Long before employees were flying for Spirit Airlines, they were driving trucks for them. In 1964, Spirit Airlines was the Clippert Trucking Company. They managed to successfully navigate through an interstate’s worth of cobblestone streets and fly through airspace more turbulent than a class 5 hurricane. Spirit saw their “fare” share of change and were instrumental in writing, publishing and distributing the book on the way we fly & how we pay for our troubles…I mean travels.
Spirit certainly had their fair share of troubles along the way. In 1994, they managed to strand 1,400 customers due to a combination of overbooking & under communicating. In 2000, they wrote a check for $67K to the FAA for allegedly violating federal regulations. This was budget dust compared to the $80 million dollar loss they suffered from 2004 to 2005. Something needed to change. That change was Ben Baldanza; Ben knew a few things about change & culture.
Baldanza changed Spirit’s culture by using his past experiences with other airlines. He introduced Spirit to a new business model in use by the uber-low-cost airlines from around the world: “unbundling.” Spirit simply provided the cheapest flight available for customers to reach their destination...nothing more!
Baldanza understood customers didn’t want to subsidize the infrastructure required for a bag they would never check. Around 1/3rd of travelers only brought a carry on. They didn’t need ID tags, baggage handlers, carousels, scanning machines, vehicles to move baggage from terminal to aircraft and back again. And Spirit rocked it, with some of the highest aviation profit margins for 10 years.
Makes sense, right?
Sure. But passengers forgot how cheap the ticket was until they found themselves sitting in seats that didn’t recline, paying to use overhead bins, waiting excessively for flights and getting charged extra to sit with family members. With Spirit, the sky was the limit, everything else you got charged for and that became a problem.

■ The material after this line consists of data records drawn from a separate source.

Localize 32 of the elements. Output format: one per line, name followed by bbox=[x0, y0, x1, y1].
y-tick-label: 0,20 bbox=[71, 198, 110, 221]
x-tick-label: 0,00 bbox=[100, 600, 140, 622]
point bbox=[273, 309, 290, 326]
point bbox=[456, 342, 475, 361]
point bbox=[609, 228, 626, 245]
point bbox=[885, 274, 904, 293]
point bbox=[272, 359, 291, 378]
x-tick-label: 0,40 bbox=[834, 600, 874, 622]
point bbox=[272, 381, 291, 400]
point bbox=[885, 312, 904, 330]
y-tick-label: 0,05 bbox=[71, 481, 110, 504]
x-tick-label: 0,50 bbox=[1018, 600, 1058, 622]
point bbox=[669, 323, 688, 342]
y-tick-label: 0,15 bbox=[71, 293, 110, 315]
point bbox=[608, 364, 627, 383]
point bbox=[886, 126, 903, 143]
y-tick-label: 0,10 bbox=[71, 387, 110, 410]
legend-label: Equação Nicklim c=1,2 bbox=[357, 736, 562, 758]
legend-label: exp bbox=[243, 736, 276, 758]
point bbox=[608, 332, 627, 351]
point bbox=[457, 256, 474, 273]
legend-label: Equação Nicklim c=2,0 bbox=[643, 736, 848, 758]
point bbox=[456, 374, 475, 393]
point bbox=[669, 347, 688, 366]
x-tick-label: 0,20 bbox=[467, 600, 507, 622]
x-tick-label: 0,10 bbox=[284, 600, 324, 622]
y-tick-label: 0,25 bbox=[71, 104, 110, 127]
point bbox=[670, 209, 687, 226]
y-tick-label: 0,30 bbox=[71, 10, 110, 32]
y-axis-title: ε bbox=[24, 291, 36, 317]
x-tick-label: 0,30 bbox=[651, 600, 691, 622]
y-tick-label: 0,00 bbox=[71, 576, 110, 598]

Could Spirit stay this way? Nope. Spirit changed the traditional aviation business forcing their competitors to change as well…which they did. Frontier & Southwest responded to this threat by offering Spirit’s customers a choice to purchase cheap air fare but included the reclining seats. In turn, Spirit was forced to start upgrading their fleet of aircraft and start bringing back the very amenities they dumped in the beginning to keep airfares lower than the rest.

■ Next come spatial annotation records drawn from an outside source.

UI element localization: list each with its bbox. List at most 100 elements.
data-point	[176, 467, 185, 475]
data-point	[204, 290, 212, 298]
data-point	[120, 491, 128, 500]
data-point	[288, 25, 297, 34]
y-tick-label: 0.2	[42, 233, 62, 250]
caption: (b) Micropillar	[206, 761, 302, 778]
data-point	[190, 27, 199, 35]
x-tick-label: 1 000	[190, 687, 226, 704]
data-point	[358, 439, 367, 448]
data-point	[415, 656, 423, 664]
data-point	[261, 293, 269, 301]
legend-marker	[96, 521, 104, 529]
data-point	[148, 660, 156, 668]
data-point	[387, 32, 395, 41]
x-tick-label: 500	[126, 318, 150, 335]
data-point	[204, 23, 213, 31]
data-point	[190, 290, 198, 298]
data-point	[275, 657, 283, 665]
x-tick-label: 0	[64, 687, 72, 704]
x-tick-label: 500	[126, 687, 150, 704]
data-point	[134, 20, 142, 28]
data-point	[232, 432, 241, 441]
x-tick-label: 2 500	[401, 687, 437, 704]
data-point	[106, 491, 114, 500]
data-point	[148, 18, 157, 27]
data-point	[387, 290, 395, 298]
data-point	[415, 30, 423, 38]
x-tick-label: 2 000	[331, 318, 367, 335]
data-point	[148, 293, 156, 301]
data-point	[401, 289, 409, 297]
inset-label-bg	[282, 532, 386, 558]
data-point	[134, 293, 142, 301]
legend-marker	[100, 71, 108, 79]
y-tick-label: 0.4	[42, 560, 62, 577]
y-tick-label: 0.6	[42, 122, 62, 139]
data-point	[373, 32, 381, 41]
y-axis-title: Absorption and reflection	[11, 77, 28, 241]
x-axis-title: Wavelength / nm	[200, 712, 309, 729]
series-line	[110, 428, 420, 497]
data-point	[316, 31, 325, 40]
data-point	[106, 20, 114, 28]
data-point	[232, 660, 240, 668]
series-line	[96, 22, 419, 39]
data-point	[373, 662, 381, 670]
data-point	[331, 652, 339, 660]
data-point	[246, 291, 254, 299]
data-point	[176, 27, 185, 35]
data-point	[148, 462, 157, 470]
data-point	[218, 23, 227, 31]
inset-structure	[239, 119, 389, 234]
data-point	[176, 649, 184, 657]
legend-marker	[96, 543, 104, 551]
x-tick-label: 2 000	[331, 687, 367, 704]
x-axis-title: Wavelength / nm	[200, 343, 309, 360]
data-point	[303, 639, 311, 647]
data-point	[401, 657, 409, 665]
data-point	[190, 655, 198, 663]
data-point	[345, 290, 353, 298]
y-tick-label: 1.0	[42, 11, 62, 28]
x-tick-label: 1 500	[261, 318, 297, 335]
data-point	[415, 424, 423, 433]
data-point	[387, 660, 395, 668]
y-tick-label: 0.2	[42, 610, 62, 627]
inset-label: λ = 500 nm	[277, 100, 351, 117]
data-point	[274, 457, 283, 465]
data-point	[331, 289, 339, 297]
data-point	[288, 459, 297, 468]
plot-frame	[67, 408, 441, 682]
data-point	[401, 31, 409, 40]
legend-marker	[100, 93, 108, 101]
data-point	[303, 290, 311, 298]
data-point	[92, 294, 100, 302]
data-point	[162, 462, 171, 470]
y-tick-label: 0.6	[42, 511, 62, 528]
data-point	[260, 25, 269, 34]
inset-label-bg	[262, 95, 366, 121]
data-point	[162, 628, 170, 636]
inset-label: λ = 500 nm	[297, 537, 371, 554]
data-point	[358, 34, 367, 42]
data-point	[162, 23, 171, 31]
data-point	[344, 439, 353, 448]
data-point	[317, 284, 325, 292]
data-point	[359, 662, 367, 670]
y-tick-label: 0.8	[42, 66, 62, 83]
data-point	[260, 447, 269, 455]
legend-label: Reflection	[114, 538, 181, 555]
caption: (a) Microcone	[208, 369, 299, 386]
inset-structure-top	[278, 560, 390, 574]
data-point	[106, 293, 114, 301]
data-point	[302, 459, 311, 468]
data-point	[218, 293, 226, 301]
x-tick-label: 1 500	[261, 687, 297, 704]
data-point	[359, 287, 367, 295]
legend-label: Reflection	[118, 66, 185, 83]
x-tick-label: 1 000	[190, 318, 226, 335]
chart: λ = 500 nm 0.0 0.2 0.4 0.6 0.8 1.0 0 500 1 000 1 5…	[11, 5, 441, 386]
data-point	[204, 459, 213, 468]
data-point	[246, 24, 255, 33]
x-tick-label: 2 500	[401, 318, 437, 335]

Our journey through this series has hopefully provided you with some thoughts on change & culture. We know change is going to show up on our front porch and we can either open the door to let it in, or we can watch it blow the door off the hinges. Either way, it’s coming to visit. The question is, “what’s the comparative cost between those options?” Look to the lessons learned by Ford, Coca-Cola and Spirit Airlines to help you answer that question from your own business perspective.